Sadio Mané investit 11,7 milliards de FCFA dans un projet qui s’étend sur 500 hectares. Une plantation de quelque 78 000 manguiers Kent. Une station de traitement capable d’absorber 8 500 tonnes par an. Trois unités de transformation pour produire de la pulpe, de la mangue séchée et du beurre de mangue. Un centre de formation aux métiers agricoles. Un centre de recherche-développement. Des infrastructures pour les travailleurs. Plus de 1 000 emplois directs et indirects, avec une attention particulière aux jeunes et aux femmes de la région de Sédhiou.

Le constat est connu de tous ceux qui vivent ici : entre 30 et 40 % des mangues pourrissent faute de stockage et de transformation. Mané refuse cette hémorragie. Pour Sadio Mané, l’ambition dépasse l’investissement personnel. « Je veux que la richesse de notre terre reste ici, chez nous », a déclaré le footballeur lors de la présentation du projet. Cet investissement est salutaire pour les populations de la Casamance. Un enfant de la Casamance qui pense à cette terre qui lui a tout donné. Contrairement à ces fils de la Casamance qui préfèrent abandonner leur terroir comme l’architecte Atépa Goudiaby, le fortuné Famara Ibrahima Sagna, les politiciens milliardaires Robert Sagna, Abdoulaye Baldé, Doudou Kâ et des sportifs ou artistes nantis. Saluons son engagement et son humanité au service de son peuple !

Rappelons que Sadio Mané a déjà investi pour la construction de l’hôpital, du stade, des écoles et de la station d’essence à Bambali. Avant SM10 Agro, il y a eu aussi la boulangerie moderne « Le Boudhie », le bureau de poste, l’antenne 4G, les aides mensuelles aux familles, les ordinateurs pour les élèves. Bambali n’est plus le village isolé d’autrefois. Il est devenu un modèle. Pas grâce à des discours, mais grâce à des actes concrets, financés par celui qui a grandi sur ces mêmes terres.

Dans une Casamance trop souvent regardée de haut ou abandonnée une fois la réussite atteinte, ce comportement tranche. Pendant que certains préfèrent investir ailleurs, construire ailleurs, vivre ailleurs, Sadio Mané revient. Il ne se contente pas de distribuer des dons ponctuels. Il structure. Il forme. Il crée de la valeur ajoutée sur place.
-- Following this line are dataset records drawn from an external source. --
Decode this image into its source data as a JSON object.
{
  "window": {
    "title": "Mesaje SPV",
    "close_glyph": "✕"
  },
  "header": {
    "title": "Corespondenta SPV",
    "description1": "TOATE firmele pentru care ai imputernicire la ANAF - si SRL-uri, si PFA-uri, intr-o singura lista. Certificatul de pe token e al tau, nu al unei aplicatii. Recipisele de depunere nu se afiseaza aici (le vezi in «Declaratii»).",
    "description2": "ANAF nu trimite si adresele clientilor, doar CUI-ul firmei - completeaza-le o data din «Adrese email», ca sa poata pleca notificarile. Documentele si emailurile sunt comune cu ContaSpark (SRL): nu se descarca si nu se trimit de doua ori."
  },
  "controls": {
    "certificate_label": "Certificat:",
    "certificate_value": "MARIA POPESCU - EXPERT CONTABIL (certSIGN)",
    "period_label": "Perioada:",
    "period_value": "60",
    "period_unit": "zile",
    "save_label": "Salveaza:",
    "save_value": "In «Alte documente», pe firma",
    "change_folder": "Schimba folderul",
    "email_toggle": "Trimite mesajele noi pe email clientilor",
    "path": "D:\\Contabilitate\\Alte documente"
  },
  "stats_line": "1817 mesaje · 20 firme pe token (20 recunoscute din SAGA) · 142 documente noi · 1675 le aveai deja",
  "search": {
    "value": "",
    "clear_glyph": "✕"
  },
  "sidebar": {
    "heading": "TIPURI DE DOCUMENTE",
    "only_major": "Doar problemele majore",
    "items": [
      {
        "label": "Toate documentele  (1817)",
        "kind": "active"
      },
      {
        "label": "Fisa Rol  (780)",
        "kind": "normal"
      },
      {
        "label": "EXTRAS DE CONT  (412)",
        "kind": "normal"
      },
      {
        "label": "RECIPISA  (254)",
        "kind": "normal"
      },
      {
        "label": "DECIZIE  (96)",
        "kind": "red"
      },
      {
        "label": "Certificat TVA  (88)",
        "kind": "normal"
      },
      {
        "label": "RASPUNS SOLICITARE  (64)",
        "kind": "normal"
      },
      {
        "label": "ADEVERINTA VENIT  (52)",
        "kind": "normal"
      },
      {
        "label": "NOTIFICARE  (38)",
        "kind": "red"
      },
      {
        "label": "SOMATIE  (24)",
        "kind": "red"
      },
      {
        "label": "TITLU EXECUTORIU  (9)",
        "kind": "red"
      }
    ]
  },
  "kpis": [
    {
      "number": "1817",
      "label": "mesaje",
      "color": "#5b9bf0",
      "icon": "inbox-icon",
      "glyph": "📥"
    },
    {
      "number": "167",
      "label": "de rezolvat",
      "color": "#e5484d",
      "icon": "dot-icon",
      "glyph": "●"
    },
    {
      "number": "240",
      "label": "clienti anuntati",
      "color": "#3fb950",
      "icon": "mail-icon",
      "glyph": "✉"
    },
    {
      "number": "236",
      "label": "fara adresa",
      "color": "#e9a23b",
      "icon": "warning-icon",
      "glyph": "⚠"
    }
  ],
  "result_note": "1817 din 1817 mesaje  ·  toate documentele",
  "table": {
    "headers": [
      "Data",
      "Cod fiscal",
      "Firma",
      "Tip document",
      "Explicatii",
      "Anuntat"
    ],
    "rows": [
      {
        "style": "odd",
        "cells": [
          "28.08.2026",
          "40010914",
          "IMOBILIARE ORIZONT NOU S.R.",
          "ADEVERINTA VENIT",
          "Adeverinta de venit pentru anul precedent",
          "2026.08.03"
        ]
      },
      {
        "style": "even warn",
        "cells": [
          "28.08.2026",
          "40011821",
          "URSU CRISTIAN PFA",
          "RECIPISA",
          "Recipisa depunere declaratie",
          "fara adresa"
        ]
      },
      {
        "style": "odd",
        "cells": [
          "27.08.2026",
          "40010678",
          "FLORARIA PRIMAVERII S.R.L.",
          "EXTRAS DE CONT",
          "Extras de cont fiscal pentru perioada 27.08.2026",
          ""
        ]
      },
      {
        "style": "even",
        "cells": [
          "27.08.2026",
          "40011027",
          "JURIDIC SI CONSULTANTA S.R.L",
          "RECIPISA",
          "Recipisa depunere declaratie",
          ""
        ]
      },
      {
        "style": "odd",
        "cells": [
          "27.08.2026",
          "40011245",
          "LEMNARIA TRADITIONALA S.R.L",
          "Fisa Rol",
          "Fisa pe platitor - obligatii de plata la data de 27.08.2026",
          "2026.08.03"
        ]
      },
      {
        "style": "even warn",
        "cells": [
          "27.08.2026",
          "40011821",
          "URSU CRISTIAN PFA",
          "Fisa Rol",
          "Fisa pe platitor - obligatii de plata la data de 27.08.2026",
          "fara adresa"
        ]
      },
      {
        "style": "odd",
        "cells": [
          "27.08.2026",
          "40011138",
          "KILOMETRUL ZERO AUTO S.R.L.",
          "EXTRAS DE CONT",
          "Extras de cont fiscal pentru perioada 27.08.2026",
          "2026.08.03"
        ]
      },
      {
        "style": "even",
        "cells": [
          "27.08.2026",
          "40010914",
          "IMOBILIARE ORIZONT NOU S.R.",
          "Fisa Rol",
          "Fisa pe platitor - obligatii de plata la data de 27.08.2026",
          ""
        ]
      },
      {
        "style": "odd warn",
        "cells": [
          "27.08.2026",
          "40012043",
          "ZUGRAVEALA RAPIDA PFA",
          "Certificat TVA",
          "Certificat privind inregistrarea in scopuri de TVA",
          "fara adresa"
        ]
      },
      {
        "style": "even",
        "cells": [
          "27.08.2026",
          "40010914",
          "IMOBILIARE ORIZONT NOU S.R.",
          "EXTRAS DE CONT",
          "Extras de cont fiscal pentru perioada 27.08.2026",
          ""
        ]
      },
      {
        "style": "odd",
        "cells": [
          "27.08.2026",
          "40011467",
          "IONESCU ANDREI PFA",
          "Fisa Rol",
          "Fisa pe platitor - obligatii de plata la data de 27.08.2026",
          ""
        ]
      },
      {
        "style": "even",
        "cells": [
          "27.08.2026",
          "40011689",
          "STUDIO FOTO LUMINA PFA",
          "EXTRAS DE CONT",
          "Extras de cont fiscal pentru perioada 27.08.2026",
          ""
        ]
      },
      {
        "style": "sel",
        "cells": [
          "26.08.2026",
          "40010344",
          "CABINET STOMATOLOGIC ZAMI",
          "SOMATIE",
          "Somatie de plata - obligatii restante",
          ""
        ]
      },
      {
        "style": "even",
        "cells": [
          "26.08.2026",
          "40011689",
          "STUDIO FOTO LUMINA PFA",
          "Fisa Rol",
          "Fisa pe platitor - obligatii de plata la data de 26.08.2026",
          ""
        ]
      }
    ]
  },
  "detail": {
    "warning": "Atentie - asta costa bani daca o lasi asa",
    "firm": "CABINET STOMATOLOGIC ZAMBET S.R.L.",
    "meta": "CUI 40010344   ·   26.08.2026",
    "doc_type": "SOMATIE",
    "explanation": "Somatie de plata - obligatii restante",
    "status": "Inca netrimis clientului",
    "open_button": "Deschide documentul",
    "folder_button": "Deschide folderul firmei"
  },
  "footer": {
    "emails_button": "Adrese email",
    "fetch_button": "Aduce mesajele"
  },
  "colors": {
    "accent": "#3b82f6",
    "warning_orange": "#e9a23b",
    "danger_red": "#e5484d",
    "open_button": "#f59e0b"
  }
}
Il transforme la mangue avant qu’elle ne pourrisse. Il forme les jeunes avant qu’ils ne partent. Il ancre l’espoir dans le sol même qui l’a vu naître.

Ce projet n’est pas seulement économique. Il est politique au sens noble du terme : celui de la responsabilité envers sa terre et son peuple. Il rappelle que la véritable grandeur ne se mesure pas seulement aux buts marqués ou aux contrats signés, mais à la capacité de redonner à ceux qui sont restés. Mané aurait pu se contenter de sa gloire internationale. Il a choisi de bâtir ici.

À l’heure où la Casamance cherche des leviers de développement durables, où les jeunes rêvent d’emplois dignes et où les femmes portent souvent seules le poids de l’économie locale, SM10 Agro arrive comme une réponse concrète. Pas une promesse électorale. Pas un projet fantôme. Un engagement personnel, mesurable, visible.

Demain, quand la première pierre sera posée, ce ne sera pas seulement le début d’un chantier agro-industriel. Ce sera le symbole d’un homme qui a compris que le plus beau but de sa carrière n’est pas celui qu’il a marqué sur les pelouses d’Europe ou d’Asie, mais celui qu’il marque désormais sur la terre de Bambali.

Saluons-le. Imitons-le. Et, surtout, accompagnons-le. Car un seul homme ne peut tout faire. Mais un seul homme peut montrer le chemin. Sadio Mané, lui, l’a déjà emprunté. Avec courage, avec constance, avec amour pour sa terre.

La Casamance lui doit reconnaissance. Et, plus encore, elle lui doit d’espérer.